Photographing Arthur Tress
Being a part of the Exhibition Committee at Blue Sky gave my husband and I the amazing opportunity to host Arthur while he was visiting Portland for the opening of his March 2013 show. I was already excited about being able to hang out with him. Excitement turned to giddiness when he mentioned in an email that he had been asking photographers to photograph him in the nude, and asked if I would be interested.
So, of course it was great to hangout with one of my Art Heros, to run around Portland and break the law trespassing on Ross Island while he made photographs. It was invaluable to have him look at my work and give me feedback and he was incredibly endearing as he tried to infuse me with some “Jewish Moxie”, but what really rocked my world was photographing Arthur Tress.
I have been working on a new photo series about clowns, and I thought it might be the perfect fit to incorporate Arthur’s request to be photographed in the nude into this new body of work. We had been tossing around ideas for a few days and we scheduled the shoot for the morning of his last day in town. My hopes were for a pretty straightforward portrait: clown face, clown shoes, and little else. Arthur wanted to do an homage to Emmett Kelly’s famous clown persona “Weary Willie,” whose iconic act involved sweeping a pool of light under a rug.
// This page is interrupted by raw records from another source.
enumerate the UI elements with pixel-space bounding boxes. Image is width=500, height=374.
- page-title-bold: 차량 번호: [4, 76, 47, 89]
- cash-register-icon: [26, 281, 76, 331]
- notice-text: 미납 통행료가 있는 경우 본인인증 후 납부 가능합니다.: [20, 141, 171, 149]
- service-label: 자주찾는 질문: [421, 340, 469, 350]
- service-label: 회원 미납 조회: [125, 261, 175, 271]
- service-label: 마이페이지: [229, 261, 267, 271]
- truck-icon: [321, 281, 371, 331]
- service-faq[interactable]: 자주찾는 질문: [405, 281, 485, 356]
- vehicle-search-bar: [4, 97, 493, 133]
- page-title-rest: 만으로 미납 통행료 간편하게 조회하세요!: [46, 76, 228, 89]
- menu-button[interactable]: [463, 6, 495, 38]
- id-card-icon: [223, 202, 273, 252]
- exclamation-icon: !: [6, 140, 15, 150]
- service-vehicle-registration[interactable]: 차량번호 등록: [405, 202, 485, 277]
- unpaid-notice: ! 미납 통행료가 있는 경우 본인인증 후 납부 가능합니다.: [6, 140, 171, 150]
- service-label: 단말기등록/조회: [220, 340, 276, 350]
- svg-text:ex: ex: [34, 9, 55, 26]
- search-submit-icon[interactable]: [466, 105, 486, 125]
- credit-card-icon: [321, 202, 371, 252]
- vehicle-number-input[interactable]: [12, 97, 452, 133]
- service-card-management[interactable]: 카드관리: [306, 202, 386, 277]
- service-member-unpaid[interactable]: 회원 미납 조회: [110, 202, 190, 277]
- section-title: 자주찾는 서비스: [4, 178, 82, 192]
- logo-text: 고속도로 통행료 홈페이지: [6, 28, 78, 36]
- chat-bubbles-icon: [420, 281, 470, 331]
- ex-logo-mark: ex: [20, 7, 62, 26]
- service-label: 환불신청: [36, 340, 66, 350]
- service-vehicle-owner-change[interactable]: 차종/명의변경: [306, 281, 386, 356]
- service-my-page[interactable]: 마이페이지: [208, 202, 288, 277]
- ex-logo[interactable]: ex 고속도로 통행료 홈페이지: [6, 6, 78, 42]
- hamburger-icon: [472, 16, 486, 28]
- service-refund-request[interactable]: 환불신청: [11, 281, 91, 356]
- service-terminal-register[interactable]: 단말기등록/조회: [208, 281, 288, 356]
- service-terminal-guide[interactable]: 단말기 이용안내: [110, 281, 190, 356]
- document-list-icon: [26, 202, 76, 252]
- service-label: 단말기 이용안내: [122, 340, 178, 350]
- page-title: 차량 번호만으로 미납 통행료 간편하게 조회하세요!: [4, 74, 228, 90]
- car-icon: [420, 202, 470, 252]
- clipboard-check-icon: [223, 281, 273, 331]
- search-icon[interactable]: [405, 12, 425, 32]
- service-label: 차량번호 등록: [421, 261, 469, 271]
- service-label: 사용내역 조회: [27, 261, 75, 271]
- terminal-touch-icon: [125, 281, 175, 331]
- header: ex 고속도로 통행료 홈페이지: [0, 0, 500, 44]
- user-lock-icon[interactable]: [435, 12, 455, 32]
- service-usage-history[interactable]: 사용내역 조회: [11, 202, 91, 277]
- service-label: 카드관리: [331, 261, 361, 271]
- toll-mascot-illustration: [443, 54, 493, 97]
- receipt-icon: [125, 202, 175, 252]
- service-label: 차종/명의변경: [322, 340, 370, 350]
I wanted to shoot outside and, of course, it was classic Portland spring weather: 40 degrees and drizzly. We start shooting and it’s going well; I was getting the photos we had intended to make. We had been working for about 30 minutes and we were doing the homage with an oversized rose and a mound of flour and I felt like we had got it. Arthur is 72 years old, he’s naked and starting to shiver, so I said “it’s good...we got it, were done.” There was a moment of exhale, a letting go, and then it was like a switch flipped and Magic happened. Arthur grabs a handful of flour and starts rubbing it all over his body, he then proceeds to fill the giant rose with flour and pouring it over his head in an insane enactment of pollination. Then he starts spewing mouthfuls of flour into the air, ending the crazy clown act with a mouthful of overtly sexual spittle. For me, it was a moment of transcendence when the photographer and the model become true collaborators, when the intentions of both parties is surpassed to create something new and unexpected.
It’s in these moments that I as “the photographer,” “the artist,” disappear and the machine that is in my hands is no longer a machine, but something more akin to the eye of God and for a few brief shinning moments we are elevated above the mundane.